The next feature which will be added to the calculator language is comments. Comments are just like comments in Python. They are defined by defining a token with a regex that recognizes comments, and telling the lexer to ignore all such tokens.

def define_comments(parser):
    """Define comments in the calculator.  Everything from '#' to EOL is a
    comment.  Defined using an ignored token pattern."""

    parser.def_ignored_token("k_comment_to_EOL", r"\#[^\r\n]*$", on_ties=10)

The language has now been defined and the calculator can be run as shown above in the interactive dialog. As one final feature, we will define the semicolon operator as a statement separator. This can be done simply by using an infix operator with a very low precedence value.

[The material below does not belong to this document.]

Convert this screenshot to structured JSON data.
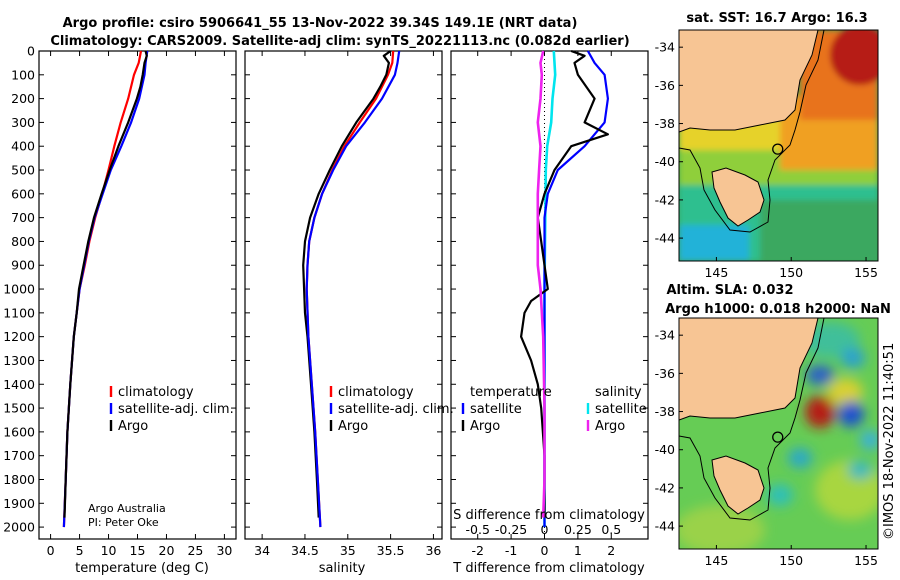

def define_semicolon_separator(parser):
    """Define semicolon to separate expressions, returning the value of the last one."""

    def eval_semicolon(t):
        t[0].eval_subtree()
        return t[1].eval_subtree()

    parser.def_token("k_semicolon", r";")
    parser.def_literal("k_semicolon")
    parser.def_infix_op("k_semicolon", 1, "right",
                        eval_fun=eval_semicolon)

Now expressions like w = sqrt(4); w^2 can be used.